After the loss of a loved one, most people receive a variety of items such as gift baskets, floral arrangements, mass cards, and sympathy cards. Some may wonder if all of these things should be acknowledged with a sympathy thank you card. While it is always recommended that a floral arrangement, gift basket or mass card is acknowledged with a thank you card it is considered optional to send one when receiving sympathy cards. Sometimes, the sheer volume of cards received makes it challenging. However, the act of sending out these cards can actually assist with the grieving process.

In recognizing all the people who were so thoughtful, loving, kind, and supportive, it can help the bereaved to realize they are not alone. Writing out these greeting cards may bring about thoughts and memories of the loved one they lost, helping them to grieve.

If you are in the process of composing sympathy thank you cards, you may want to include a personal thought or two about your deceased loved one that is appropriate for the recipient or you may want to keep your note very simple by saying “Thank you for your expression of kindness.” The type of message you include depends on your relationship with the recipient. If the card is being sent to a co-worker or client the message might be brief; with family and close friends something with more meaning would be appropriate.

If a religious ceremony was performed at the funeral, you may want to send a kind note to the clergyman.
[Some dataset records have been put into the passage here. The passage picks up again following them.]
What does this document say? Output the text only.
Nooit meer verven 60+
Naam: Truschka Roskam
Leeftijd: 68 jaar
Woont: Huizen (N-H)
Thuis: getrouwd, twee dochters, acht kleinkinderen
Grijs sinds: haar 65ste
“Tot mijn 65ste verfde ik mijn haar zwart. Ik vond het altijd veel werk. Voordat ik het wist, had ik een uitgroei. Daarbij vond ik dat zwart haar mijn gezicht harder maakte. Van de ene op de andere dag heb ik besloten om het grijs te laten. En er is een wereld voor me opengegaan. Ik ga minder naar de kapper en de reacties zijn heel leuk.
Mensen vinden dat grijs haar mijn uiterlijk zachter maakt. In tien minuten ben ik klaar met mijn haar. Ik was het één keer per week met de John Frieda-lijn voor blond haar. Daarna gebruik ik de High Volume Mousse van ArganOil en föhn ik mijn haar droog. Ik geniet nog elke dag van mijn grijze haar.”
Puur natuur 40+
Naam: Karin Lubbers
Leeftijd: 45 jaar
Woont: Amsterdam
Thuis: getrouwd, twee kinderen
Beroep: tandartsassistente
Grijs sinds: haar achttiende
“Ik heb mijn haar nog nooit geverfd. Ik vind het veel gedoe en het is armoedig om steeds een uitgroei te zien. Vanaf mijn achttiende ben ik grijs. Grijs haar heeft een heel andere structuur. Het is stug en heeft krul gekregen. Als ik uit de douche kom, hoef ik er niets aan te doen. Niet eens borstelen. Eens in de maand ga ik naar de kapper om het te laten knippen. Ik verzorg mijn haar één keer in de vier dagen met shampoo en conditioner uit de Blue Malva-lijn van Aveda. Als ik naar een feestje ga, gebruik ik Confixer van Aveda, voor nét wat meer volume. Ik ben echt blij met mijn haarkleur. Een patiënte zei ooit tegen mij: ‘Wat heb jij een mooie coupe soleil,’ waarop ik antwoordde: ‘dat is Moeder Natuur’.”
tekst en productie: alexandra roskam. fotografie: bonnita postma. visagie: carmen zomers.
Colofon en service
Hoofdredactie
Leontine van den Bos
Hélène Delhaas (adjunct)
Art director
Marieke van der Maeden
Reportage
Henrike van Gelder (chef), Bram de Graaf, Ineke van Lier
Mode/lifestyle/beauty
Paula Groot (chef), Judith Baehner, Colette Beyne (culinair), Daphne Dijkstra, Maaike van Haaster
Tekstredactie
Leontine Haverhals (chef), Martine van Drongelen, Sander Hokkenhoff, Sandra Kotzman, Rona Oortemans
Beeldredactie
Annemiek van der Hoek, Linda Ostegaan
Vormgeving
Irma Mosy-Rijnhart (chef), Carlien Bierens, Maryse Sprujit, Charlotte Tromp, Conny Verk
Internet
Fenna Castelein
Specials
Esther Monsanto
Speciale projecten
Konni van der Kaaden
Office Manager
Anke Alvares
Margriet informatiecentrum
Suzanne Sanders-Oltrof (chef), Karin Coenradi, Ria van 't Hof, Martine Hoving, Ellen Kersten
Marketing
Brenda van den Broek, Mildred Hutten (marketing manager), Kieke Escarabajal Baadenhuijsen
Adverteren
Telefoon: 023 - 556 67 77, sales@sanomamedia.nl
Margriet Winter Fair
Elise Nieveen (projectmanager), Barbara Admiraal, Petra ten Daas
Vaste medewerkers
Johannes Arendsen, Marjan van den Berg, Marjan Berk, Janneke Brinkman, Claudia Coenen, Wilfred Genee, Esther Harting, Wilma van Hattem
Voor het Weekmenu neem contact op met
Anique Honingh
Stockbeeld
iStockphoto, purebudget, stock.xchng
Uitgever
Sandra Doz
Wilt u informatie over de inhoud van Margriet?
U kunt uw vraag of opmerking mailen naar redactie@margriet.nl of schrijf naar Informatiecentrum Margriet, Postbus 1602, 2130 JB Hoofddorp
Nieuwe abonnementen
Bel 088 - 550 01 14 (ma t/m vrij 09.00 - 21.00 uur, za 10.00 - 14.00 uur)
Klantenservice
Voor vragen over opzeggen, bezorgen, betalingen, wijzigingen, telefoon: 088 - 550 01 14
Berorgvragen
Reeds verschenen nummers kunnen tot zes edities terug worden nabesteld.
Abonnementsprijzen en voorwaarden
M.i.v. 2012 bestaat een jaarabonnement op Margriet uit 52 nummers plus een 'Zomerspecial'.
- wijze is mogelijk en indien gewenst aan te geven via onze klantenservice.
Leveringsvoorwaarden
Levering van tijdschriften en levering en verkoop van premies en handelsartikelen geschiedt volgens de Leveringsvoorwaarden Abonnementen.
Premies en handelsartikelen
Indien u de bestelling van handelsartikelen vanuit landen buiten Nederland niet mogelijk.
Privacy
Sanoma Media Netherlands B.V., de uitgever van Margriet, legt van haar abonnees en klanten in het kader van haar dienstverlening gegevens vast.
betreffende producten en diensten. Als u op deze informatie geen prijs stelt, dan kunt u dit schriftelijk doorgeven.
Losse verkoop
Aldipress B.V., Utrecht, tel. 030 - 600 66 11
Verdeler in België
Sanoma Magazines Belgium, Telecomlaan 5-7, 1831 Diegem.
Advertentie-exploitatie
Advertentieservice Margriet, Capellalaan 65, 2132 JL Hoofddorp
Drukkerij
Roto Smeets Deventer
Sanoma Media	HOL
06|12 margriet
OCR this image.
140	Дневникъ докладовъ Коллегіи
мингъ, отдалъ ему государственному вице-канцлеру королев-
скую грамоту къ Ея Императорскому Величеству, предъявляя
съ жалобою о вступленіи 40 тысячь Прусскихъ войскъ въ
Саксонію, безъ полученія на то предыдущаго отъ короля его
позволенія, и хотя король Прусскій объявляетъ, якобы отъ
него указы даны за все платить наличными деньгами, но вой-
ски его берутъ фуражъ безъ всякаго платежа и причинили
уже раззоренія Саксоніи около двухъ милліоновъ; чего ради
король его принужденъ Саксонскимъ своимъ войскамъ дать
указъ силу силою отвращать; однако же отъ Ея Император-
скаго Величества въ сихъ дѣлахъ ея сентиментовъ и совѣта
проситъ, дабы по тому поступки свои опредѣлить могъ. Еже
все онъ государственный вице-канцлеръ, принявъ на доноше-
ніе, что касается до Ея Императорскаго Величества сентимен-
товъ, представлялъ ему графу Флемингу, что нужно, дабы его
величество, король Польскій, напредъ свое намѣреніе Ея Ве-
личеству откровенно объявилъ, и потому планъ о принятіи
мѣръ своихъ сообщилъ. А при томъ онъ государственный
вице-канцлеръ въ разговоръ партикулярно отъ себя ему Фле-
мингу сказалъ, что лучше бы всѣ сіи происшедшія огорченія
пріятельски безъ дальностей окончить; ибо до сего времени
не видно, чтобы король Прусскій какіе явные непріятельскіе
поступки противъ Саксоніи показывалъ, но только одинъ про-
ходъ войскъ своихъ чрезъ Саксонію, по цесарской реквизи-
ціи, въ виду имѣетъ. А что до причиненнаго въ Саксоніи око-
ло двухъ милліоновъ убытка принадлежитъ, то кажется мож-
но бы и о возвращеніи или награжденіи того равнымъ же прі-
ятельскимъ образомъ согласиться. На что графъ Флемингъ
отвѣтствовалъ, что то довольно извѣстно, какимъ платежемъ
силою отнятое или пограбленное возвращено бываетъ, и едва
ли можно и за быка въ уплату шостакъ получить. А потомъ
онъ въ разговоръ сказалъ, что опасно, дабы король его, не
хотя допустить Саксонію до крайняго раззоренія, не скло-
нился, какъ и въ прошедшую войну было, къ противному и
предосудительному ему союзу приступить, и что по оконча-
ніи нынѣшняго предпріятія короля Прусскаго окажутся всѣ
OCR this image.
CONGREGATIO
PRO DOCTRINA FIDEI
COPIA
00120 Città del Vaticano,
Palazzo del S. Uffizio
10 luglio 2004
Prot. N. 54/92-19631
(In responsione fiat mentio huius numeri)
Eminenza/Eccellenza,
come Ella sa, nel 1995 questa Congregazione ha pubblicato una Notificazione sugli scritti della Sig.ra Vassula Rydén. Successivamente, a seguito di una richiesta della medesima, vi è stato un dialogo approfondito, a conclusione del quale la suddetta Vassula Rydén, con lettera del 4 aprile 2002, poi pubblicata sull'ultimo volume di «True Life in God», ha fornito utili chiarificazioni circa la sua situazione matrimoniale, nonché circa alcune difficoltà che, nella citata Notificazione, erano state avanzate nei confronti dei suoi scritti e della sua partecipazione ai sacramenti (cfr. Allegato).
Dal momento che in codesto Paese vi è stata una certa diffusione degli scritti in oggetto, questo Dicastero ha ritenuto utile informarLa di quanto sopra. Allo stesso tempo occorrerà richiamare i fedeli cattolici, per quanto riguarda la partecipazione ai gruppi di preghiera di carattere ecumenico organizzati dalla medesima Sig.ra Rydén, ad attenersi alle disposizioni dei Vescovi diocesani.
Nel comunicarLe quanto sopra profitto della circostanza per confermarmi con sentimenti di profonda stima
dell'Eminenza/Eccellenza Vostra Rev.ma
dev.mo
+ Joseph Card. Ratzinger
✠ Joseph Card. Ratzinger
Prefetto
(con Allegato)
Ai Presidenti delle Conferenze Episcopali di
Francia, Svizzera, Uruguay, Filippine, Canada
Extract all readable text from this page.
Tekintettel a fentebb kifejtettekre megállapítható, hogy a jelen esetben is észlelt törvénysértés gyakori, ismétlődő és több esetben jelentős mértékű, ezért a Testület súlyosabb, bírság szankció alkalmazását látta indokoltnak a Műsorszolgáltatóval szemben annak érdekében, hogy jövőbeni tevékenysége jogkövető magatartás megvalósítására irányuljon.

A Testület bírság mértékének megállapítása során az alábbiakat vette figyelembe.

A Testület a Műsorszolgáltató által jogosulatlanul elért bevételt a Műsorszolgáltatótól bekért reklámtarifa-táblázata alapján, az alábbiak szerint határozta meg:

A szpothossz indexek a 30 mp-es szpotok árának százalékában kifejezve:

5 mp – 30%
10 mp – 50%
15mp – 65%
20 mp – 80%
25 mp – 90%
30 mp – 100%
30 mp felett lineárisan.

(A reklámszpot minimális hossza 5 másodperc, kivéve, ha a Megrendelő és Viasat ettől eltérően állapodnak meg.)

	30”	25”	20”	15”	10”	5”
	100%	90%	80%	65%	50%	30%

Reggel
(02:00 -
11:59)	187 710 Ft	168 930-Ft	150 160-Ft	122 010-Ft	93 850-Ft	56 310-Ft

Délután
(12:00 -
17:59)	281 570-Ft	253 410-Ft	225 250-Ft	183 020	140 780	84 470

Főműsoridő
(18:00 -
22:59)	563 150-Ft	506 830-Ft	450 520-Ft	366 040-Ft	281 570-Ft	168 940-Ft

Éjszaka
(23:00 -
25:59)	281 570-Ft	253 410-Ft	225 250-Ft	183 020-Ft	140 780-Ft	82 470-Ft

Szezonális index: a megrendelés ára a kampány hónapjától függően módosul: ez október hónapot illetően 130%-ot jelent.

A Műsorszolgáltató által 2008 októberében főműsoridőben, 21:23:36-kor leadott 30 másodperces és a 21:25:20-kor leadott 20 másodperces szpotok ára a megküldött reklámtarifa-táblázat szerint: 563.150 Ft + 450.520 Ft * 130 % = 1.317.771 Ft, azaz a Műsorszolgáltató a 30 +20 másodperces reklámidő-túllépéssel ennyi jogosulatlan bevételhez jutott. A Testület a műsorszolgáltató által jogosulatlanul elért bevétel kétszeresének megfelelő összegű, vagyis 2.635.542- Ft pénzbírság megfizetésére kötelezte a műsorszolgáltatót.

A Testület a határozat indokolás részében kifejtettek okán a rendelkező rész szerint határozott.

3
It would also be nice to send a note of thanks to any special participants of the funeral service such as a pallbearer or someone who gave a speech. If you choose to send out sympathy thank you cards, an appropriate time frame to get your cards in the mail is two weeks following the funeral. However, it is understandable that you are going through a very difficult time filled with grief and sorrow. If you don’t get to the cards for several weeks or even a few months, it’s ok. Remember, you’re not only saying thank you, you’re also helping the grieving process. So do what you are emotionally capable of handling…your family and friends will understand.